Memory Subsystem Optimization

This article provides answers to questions around the memory subsystem, for example how memory controllers impact system performance and whether there is increased latency in a processor due to memory datapath. It also discusses how Cycle Model products can be used to address these concerns.

Complexity of Memory Controllers and Their Impact on Overall System Performance

Multicore processors have increased the need for high performance memory subsystems, and as a result, the performance of the memory controller has become a critical factor in the overall system performance. In order to obtain good application performance, it is vital to understand the performance metrics of the memory subsystem.

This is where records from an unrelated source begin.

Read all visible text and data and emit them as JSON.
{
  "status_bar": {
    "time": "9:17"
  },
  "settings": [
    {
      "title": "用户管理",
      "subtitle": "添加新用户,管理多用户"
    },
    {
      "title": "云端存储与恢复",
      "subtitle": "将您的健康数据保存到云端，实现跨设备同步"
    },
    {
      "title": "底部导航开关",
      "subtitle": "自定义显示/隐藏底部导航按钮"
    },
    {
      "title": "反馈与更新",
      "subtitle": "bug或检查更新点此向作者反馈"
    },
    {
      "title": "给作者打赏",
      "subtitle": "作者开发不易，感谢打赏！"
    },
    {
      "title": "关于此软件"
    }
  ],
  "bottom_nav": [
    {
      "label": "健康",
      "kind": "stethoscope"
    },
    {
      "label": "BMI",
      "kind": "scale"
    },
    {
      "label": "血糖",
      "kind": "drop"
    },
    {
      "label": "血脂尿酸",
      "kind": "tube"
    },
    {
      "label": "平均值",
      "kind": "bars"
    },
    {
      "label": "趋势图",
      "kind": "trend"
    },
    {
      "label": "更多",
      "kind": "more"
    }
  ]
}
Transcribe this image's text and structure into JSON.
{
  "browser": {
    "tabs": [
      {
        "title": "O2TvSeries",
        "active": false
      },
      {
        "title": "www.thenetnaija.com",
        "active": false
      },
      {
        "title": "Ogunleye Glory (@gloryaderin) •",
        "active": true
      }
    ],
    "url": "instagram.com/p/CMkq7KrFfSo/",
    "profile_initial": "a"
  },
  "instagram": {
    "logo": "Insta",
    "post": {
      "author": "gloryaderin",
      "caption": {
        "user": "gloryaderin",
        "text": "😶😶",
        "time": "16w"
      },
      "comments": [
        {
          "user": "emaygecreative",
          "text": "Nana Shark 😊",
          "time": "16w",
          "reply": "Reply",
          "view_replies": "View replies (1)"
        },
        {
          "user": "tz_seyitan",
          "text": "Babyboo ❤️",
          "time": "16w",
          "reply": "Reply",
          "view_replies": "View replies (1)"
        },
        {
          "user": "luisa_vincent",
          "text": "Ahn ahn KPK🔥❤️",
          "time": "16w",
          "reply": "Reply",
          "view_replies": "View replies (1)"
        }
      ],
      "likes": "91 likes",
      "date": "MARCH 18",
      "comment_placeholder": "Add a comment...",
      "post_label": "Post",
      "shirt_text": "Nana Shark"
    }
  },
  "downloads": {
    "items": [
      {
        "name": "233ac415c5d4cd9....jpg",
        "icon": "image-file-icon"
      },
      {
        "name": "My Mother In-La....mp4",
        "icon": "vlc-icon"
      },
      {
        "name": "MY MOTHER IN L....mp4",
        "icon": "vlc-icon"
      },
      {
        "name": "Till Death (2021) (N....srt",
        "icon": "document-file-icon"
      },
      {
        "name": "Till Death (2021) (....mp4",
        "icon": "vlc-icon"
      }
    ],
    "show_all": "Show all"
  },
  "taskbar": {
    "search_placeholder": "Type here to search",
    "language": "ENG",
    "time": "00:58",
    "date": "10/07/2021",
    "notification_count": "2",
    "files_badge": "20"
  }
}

Advancements in DRAM technology introduce complexities in the ability to optimally use a DRAM device. Most modern memory controllers offer complex arbitration and optimization techniques. They also support multiple memory protocols and are highly configurable via mode register settings. The efficiency of memory controllers is dependent on several factors such as queue length, read-write distribution, burst length and address distribution. DDRx memory controllers keep track of a wide range of timing parameters while scheduling and reordering multiple read and write requests. These timing parameters including read latency, write latency and read-write turnaround are vital to the performance of the memory controller. Changing any one of these parameters will have a significant impact on the overall system performance. For example, larger queue lengths or enabling high priority requests in the memory controller have a measurable impact on latency.



With such increased complexity in the memory controllers it has become necessary to measure, profile and validate the performance of the memory controller within the context of a system. Therefore it is important for users to understand whether their memory controller will meet the desired system-level performance when there are multiple masters (eg: CPU, GPU) contending for the same shared memory resource.


Why a Cycle Accurate Memory Controller Model?

To accurately measure performance of the memory controller, designers can use a cycle memory model and leverage the profiling capabilities within SoC Designer to calculate and visualize key performance metrics such as latency, bandwidth and throughput under different traffic loads. These features enable them to perform a wide range of complex test scenarios and easily identify the bottlenecks in their system. This approach has been used by numerous designers to optimize their memory subsystem performance and identify potential bottlenecks. 

The following process outlines how to generate a custom configuration model of the DMC-400 using Cycle Model Studio and also build a reference virtual platform with system-level simulations running in SoC Designer.


Building the DMC-400 SoCD Component

The DMC-400 SoCD component consists of an integrated memory controller, the physical interface (PHY) and the DDR3 memory itself. Cycle Models provide highly configurable and synthesizable DDRx memory models. A wide range of memory configurations are supported through compile time parameters, and each model’s interface timing can be adjusted to simplify the connection to the controller’s physical layer interface. The Cycle DDR3 Memory Model interfaces with the memory controller physical layer interface at the pin level, as defined by the JEDEC standard. 



  1. To build the DMC-400 model, create a top level RTL that instantiates the DMC-400 memory controller, the PHY and the DDR3 memory in a single module.
  2. Compile the top level module using Cycle Model Studio to create the memory subsystem. Tie off the ECC and QVN signals that are not required and add register visibility for the vital timing and control registers.
  3. Finally use the Cycle Component Generator in CMS to add AXI transactors on the system interfaces and an APB transactor on the programming interface of the DMC-400 to generate the SoCD component.

          


Building a Virtual Platform with the DMC-400 Component

  1. After building the DMC-400 SoCD component add it to the SoC Designer component library and connect the programming slave of the DMC-400 to an APB stub and the AXI system interface slaves to AXI stubs.
  2. Create a simple stub script to program and initialize the memory controller.
  3. Use the register view and internal waveform dumping capability in the component to easily configure the critical timing and mode control registers in the memory controller.
  4. With the memory controller configured, leverage the AXI stubs to drive random or deterministic read/write traffic patterns of mixed burst length into the DMC-400 through the system interface slave ports. Add monitors on all 4 transaction interfaces to record the start and end time of all the transactions.     

  5.  

    DMC-400 DDR3 Write transaction


  6. With such a simple unit-test, the user can test the programming sequence of the DMC-400 and also run mixed traffic load through it.
  7. To create a more elaborate reference platform with other system IP, leverage an existing Cortex-A9 CPAK and add the DMC-400 to it. Having already configured the DMC-400, the user can run system-level simulations on the reference platform.

DMC-400: Reference Virtual Platform and Component Register View



This article was originally written as a blog by Pareena Verma.